I remember you told us you adopted a rescue, and am very happy to hear that he is doing well and coming out of his shell- he just needs time and love :) . Love moves mountains, doesn't it? So true --> "I think when you lose any pet it's heartbreaking, but when you lose a dog to seizures it's so much more. They're such special animals and companions, and as hard as we work to keep them healthy and happy is as hard as they work to stay with us and thank us every day for fighting so hard for them. It's a huge loss when they go. They leave such a huge empty space. It's impossible to fill it, but thinking back on the goofy things they did, and the lessons they taught really does comfort you doesn't it? I'll miss Jake for the rest of my life." <--- yeah, me too. I recognize how hard Butter fought her PDE- she did as much as we did for her. Like your Jake, both incredible character and will. And you're right, when I think of this, her manner, her goofiness, her personality and comic behavior, and all, yes, it is very comforting.
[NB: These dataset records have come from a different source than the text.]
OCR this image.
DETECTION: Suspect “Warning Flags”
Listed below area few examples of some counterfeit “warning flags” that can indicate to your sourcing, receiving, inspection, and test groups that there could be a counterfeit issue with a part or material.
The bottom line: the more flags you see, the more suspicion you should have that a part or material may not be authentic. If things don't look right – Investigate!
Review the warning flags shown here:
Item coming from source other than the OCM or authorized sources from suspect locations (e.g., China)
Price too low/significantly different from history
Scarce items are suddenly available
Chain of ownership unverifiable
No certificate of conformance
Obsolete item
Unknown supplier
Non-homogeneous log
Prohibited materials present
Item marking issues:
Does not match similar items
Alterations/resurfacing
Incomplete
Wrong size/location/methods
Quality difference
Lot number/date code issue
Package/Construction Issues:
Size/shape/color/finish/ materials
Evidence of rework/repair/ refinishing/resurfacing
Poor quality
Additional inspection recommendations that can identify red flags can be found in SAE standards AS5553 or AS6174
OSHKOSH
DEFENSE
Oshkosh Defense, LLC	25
Many blessings to you and your loved ones, here and in heaven. Ya think Jake and Butter (and other beautiful animals) play together in heaven's garden? Sometimes, I picture that...and them two 'talking' about it all, sharing their stories with each other as they sit on the edge of the garden near the clouds, watching over us. When I have that clear picture in my mind, I can feel their love for us. I feel it at other times, course, but... It's a sweet thought, isn't it?